Step-by-Step Solution:
Step 1: Check 15 – 225.Compute 15^2 = 15 * 15 = 225. So this pair follows the pattern second number = first number squared.Step 2: Check 25 – 625.Compute 25^2 = 25 * 25 = 625. This also fits the same pattern.Step 3: Check 35 – 1225.Compute 35^2 = 35 * 35 = 1225. Again the second number matches the square of the first.Step 4: Check 45 – 2525.Compute 45^2 = 45 * 45 = 2025, not 2525. The given second number 2525 does not equal 45^2 and does not match the pattern.Step 5: Identify the odd pair.The first three pairs all follow the rule second = first^2, but the pair 45 – 2525 does not. Hence 45 – 2525 is the odd one out.

Verification / Alternative check:
You can also perform a quick reverse check by taking the square root of each second number. The square root of 225 is 15, of 625 is 25 and of 1225 is 35. These are exact integers and match the first numbers in the corresponding pairs.
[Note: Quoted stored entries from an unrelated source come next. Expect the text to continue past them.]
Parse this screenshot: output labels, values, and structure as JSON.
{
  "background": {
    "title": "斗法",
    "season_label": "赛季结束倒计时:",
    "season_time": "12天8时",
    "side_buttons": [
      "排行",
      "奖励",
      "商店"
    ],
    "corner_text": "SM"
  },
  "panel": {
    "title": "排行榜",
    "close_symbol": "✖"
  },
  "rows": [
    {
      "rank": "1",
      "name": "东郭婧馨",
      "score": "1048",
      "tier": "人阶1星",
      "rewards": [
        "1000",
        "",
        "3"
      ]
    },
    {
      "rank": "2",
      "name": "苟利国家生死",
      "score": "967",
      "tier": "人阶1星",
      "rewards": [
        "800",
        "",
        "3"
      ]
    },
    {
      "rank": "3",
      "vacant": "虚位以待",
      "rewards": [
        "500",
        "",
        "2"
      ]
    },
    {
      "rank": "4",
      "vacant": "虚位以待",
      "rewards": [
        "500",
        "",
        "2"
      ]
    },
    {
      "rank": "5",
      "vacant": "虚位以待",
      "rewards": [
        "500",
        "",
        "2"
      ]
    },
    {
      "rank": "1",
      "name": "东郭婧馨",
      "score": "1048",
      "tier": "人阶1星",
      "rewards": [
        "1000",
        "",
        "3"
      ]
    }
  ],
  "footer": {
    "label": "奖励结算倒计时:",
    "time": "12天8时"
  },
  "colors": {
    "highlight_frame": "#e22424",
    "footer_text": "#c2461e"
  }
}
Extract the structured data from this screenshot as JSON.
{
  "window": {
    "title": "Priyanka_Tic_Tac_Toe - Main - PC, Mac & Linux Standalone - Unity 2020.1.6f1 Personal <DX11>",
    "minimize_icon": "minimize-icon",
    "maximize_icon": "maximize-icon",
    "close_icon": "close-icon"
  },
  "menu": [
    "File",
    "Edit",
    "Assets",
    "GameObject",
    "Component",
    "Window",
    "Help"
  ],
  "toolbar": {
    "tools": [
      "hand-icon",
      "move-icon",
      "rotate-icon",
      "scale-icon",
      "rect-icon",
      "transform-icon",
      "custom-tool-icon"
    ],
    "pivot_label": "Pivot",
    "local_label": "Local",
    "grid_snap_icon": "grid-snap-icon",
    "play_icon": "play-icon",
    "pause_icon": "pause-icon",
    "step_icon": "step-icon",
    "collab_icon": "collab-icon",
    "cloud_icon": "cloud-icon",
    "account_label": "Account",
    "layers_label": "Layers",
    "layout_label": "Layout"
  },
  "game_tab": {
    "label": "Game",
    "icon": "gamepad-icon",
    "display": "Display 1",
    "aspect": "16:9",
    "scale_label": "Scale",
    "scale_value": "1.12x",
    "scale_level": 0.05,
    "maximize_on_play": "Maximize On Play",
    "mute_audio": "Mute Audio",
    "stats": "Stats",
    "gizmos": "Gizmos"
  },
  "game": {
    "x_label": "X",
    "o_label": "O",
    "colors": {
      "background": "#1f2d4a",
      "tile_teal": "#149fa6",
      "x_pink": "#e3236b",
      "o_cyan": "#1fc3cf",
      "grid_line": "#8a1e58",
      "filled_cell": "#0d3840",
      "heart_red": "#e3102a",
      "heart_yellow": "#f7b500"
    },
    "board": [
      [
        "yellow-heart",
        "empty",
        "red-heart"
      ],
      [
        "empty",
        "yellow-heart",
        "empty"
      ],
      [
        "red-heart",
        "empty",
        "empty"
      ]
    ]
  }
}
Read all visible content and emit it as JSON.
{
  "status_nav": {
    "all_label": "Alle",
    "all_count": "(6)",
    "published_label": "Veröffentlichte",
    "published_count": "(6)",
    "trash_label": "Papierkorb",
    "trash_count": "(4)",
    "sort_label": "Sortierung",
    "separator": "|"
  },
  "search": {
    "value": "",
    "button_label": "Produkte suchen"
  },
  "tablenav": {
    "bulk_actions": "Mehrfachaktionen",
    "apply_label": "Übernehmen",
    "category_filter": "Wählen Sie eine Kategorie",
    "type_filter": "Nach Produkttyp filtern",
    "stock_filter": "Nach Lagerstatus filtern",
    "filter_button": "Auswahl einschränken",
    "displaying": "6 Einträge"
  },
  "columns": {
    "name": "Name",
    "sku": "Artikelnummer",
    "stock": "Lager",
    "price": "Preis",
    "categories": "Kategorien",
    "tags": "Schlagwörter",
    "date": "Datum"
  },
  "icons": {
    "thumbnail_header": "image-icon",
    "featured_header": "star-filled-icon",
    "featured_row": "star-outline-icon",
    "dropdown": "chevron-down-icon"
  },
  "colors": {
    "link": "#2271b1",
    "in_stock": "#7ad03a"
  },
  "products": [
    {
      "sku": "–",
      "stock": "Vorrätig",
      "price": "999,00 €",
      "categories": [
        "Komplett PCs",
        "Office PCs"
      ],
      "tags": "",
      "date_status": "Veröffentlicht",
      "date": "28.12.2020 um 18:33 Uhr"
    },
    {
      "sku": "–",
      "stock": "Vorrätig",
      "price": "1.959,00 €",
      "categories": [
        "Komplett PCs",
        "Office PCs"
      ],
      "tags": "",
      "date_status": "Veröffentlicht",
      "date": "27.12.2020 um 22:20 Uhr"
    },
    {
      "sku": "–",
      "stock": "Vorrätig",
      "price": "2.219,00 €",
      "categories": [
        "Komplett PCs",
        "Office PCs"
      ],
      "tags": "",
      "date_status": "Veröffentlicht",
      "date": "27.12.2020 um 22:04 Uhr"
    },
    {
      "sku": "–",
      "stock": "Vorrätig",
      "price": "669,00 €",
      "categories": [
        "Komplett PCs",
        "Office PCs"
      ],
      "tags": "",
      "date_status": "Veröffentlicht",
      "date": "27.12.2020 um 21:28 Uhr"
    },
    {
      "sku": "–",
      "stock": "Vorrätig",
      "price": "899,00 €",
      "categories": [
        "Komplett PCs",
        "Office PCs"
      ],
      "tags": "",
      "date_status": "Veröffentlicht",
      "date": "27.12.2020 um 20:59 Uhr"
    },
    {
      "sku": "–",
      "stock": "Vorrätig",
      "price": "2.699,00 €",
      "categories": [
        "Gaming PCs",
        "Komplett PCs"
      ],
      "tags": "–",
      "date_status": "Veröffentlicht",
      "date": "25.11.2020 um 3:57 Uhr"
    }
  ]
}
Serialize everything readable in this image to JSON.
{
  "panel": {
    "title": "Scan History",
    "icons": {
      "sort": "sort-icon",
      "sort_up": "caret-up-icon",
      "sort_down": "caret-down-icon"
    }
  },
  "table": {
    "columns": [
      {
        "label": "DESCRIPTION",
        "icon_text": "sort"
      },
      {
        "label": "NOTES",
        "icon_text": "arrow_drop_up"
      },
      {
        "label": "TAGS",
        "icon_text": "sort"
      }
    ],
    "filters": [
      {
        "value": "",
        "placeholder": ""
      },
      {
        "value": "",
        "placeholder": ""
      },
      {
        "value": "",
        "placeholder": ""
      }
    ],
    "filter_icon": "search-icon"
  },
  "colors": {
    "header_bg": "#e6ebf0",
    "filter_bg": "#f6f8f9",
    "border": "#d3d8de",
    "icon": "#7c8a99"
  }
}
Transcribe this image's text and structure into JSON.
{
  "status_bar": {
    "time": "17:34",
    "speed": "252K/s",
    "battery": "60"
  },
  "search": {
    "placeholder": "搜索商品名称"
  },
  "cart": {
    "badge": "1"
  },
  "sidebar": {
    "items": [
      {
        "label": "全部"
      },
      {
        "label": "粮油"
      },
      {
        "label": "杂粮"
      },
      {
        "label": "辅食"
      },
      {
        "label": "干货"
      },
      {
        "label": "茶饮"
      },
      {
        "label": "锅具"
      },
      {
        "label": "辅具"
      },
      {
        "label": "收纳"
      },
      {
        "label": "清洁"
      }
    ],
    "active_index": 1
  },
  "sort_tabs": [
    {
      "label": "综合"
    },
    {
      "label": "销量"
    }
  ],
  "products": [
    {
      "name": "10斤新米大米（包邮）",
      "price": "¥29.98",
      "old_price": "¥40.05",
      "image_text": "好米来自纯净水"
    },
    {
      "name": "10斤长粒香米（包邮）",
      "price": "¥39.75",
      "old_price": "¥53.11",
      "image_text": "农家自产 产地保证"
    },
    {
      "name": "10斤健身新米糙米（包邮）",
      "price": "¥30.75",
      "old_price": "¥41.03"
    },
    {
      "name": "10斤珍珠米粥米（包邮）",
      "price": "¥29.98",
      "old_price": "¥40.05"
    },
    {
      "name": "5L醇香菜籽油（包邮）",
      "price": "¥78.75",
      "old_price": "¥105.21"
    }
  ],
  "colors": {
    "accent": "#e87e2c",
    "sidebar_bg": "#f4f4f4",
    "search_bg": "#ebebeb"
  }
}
However, the square root of 2525 is not an integer and clearly not equal to 45. This alternative viewpoint confirms that the last pair fails the simple square relationship followed by the others.

Why Other Options Are Wrong:
15 – 225: Perfectly follows second = first^2, so it is consistent with the intended rule.
25 – 625: Also satisfies the exact same square relationship.
35 – 1225: Again matches the rule, with 1225 equal to 35^2.

Common Pitfalls:
Sometimes students may miscalculate squares, especially of numbers ending in 5. A quick trick is to use the pattern for numbers of the form 10k + 5. For example, 35^2 = 3 * 4 followed by 25, which gives 1225. Similarly, 45^2 = 4 * 5 followed by 25, giving 2025. Knowing such shortcuts not only helps here but also speeds up many arithmetic problems in competitive exams.

Final Answer:
The odd pair is 45 – 2525, because in this pair the second number is not equal to the square of the first number, unlike the other three pairs.